Sağlık Bakanı, Bilim Kurulu, yekun akademisyenler, cümle “kahraman sağlık çalışanları”, medya haftalardır anlatmaya çalışıyor “1 Haziran” itibarıyla virüsle sahada “başbaşa” olduğumuzu…
“Umurumuzda” değil.
Hastanelerden hergün “cenaze” çıkıyor…
“Hissetmiyoruz”.
Ülke geneline ilişkin pandemi verileri hergün gözümüze “sokuluyor”…
“Görmüyoruz”.
Bir “hengame”…
“Vurdum duymuyoruz”.
Sahillerde virüs “dalga dalga”…
“Dip dibeyiz”.
Bayram seyran virüs “katar katar”…
“Diz dizeyiz”.
Halay “kaçırmıyoruz”…
Halay başı “virüs”.
Toplumda aklıselim mukabilinden “Evde Kal” diyenler dahi ilk fırsatta soluğu sayfiyede aldılar iyi mi?…

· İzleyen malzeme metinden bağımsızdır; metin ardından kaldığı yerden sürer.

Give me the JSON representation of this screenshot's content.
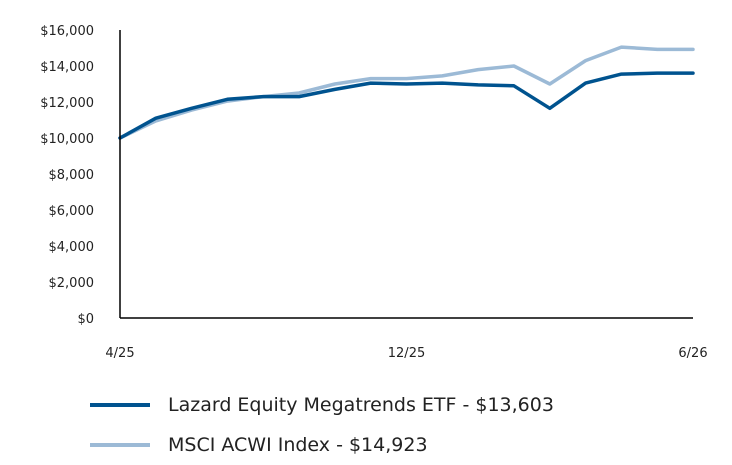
{
  "chart_data": {
    "type": "line",
    "title": "",
    "xlabel": "",
    "ylabel": "",
    "ylim": [
      0,
      16000
    ],
    "yticks": [
      {
        "value": 0,
        "label": "$0"
      },
      {
        "value": 2000,
        "label": "$2,000"
      },
      {
        "value": 4000,
        "label": "$4,000"
      },
      {
        "value": 6000,
        "label": "$6,000"
      },
      {
        "value": 8000,
        "label": "$8,000"
      },
      {
        "value": 10000,
        "label": "$10,000"
      },
      {
        "value": 12000,
        "label": "$12,000"
      },
      {
        "value": 14000,
        "label": "$14,000"
      },
      {
        "value": 16000,
        "label": "$16,000"
      }
    ],
    "x": [
      "4/25",
      "",
      "",
      "",
      "",
      "",
      "",
      "",
      "12/25",
      "",
      "",
      "",
      "",
      "",
      "",
      "",
      "6/26"
    ],
    "xtick_labels": [
      "4/25",
      "12/25",
      "6/26"
    ],
    "series": [
      {
        "name": "Lazard Equity Megatrends ETF - $13,603",
        "color": "#00538f",
        "values": [
          10000,
          11100,
          11650,
          12150,
          12300,
          12300,
          12700,
          13050,
          13000,
          13050,
          12950,
          12900,
          11650,
          13050,
          13550,
          13603,
          13603
        ]
      },
      {
        "name": "MSCI ACWI Index - $14,923",
        "color": "#9cbad6",
        "values": [
          10000,
          10950,
          11550,
          12050,
          12300,
          12500,
          13000,
          13300,
          13300,
          13450,
          13800,
          14000,
          13000,
          14300,
          15050,
          14923,
          14923
        ]
      }
    ],
    "grid": false,
    "legend_position": "bottom-left"
  }
}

Tatil bitiminde aynı nakarat “Evde kal”.
Maske “çene altında”…
Mesafe “omuz omuza”.
“Ağustos böceği” misaliyiz..
Virüs “karınca”.
Önümüz “kış”…
Ektiğimizi biçeceğiz.
Yaz aylarının sefasını “sürdük”…
Kış aylarının cefasını çekeceğiz.
Salgının değişmeyen “kuralı”…
Ektiğimizi “biçeceğiz”.
Kabahat “hepimizin”…
“Ağlamayalım”.
Not: Lise çağında var yok…
Elinde sigara.
Saat sabahın sekizi…
İki nefes sürdü izmarite varması.
Dolmuş durağı…
Ortalık duman.
Maske çenede…
Fikri derin sularda.
Neye yanmalı?…
Dolmuş bekleyen yanıbaşındaki yaşlı kadının sigara dumanının olanca zehrine maruz kalmasına mı, gencecik fidanın iki nefeste sigarayı bitirecek kederine mi?